How To Use RSI Indicator While Trading
There are several trading signals of RSI which can offer buy and sell signals. These signals are
- Centerline crossover
This is the basic signal of RSI indicator. Many other leading/momentum indicators also have overbought and oversold signals. This overbought and oversold situation arise due to the presence of a range in the indicator. Different traders behave differently with these signals.
Aggressive traders take a long position as soon as RSI enters into the oversold area (below 30) and take a short position when the RSI enters into the overbought region (above 70). Defensive traders like to enter into a long position when RSI crosses above 30 line.
Inversely, they enter into a short position when the RSI crosses 70 line from above. This strategy gives better trading opportunities with less false signals than the aggressive entry. Here is an example of this strategy given below,
RSI can detect prevailing trend direction by its centerline crossover. This centerline of RSI is at 50. When RSI is above centerline or 50 line, then the trend is in the uptrend. Inversely, when RSI is below this centerline then the trend is a downtrend. Therefore, trend reversals occur when RSI crosses above and below this centerline.
If RSI crosses the centerline from below then, the trend has reversed into uptrend from the downtrend. Inversely, when RSI crosses the centerline from above, then the trend has reversed into a downtrend from the uptrend.
Here is an example chart ( a daily chart of GBP/USD) showing buy and sell signals.
In the chart above, green colored up arrows are buy signals. A buy signal takes place whenever RSI crossed above centerline 50. Red colored down arrows are sell signals. A sell signal takes place whenever RSI crossed below centerline 50.
Divergence occurs when the indicator moves against the price action at the same period. This means the price is moving in an upward direction, but the indicator is moving in the downward direction at the same time. Divergences can be found in momentum indicators or oscillators only. Because these indicators have a specified range and these indicators cannot break this limit.
Thus, when the indicator is in its extreme value due to the price fluctuations, then it starts to reverse the direction while the price is still moving in the previous direction. There are different types of divergences.
Here, we will discuss regular divergence as it is capable of identifying profitable trend reversals. Regular divergence can be bullish or bearish.
Bullish regular divergence occurs when after a long downtrend price creates Lower Low ( the current low point is lower than the previous low point) but at the same time indicator creates Higher Low ( the current low point is higher than the previous one).
This is a sign of trend reversal from downtrend to an uptrend. Therefore, we can identify uptrend reversals and can detect entry opportunities for long positions.

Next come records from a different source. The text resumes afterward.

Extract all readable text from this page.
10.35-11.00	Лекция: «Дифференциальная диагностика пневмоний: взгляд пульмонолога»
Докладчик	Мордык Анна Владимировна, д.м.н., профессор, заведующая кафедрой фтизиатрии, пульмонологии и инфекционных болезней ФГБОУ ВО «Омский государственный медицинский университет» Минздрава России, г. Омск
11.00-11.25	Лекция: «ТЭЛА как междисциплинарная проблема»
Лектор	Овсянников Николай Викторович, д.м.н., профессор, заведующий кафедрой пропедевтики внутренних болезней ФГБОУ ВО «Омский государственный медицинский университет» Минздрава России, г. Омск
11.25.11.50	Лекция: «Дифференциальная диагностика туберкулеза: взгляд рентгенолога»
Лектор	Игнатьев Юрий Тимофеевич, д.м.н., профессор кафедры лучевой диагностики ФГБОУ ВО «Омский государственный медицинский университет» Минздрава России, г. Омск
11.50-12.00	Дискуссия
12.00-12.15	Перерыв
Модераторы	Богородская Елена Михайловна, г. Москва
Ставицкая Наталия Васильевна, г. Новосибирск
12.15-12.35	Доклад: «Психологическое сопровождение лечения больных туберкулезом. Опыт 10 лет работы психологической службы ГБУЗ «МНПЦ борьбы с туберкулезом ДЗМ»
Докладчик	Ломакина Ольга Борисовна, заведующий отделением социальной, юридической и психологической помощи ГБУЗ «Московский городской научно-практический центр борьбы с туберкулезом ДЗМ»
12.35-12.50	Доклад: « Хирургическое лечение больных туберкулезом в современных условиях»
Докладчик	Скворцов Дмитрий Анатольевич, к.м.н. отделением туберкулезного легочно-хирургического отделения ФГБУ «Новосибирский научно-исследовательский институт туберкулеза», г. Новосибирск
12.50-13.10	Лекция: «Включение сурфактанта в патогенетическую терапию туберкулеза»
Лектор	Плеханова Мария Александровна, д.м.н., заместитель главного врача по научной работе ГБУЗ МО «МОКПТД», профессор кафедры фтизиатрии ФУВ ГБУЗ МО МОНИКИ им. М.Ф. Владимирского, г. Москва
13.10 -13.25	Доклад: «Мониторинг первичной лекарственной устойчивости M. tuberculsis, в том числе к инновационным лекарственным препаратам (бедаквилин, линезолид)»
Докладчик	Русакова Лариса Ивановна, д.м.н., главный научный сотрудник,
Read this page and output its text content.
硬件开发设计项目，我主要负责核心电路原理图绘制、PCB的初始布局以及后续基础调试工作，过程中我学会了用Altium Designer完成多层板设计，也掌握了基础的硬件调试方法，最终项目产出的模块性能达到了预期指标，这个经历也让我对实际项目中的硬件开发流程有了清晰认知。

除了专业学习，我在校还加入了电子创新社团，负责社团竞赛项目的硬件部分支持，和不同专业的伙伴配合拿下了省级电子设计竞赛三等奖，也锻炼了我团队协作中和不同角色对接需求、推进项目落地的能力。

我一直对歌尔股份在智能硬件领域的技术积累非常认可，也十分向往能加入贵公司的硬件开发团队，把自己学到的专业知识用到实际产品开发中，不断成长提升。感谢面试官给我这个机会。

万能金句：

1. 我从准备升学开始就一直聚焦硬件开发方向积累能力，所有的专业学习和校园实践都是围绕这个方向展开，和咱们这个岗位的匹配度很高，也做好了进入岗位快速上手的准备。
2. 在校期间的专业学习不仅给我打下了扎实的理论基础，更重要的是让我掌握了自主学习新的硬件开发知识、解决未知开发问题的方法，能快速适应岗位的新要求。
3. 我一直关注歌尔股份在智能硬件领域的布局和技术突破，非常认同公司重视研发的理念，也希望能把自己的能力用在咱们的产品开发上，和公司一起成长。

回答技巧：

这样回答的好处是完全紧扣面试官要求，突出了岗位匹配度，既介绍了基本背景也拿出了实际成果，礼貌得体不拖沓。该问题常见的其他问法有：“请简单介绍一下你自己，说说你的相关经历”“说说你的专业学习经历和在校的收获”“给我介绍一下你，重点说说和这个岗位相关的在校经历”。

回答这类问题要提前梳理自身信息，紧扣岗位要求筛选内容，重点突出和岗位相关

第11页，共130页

An example of bullish regular divergence of RSI has given below,
In the chart of daily EUR/USD (given above), we can see a bullish divergence after a prolonged downtrend which leads the price to uptrend reversal.
Bearish regular divergence occurs when after a long uptrend price creates Higher High ( the current high point is greater than a previous high point) but at the same time indicator creates Lower High ( the current high point is lower than the previous one).
This is a sign of trend reversal from uptrend to downtrend. Therefore, we can identify downtrend reversals and can detect entry opportunities for short positions. An example of bearish regular divergence of RSI has given below,
In the chart of daily EUR/USD (given above), we can see a bearish divergence after a prolonged uptrend which leads the price to downtrend reversal.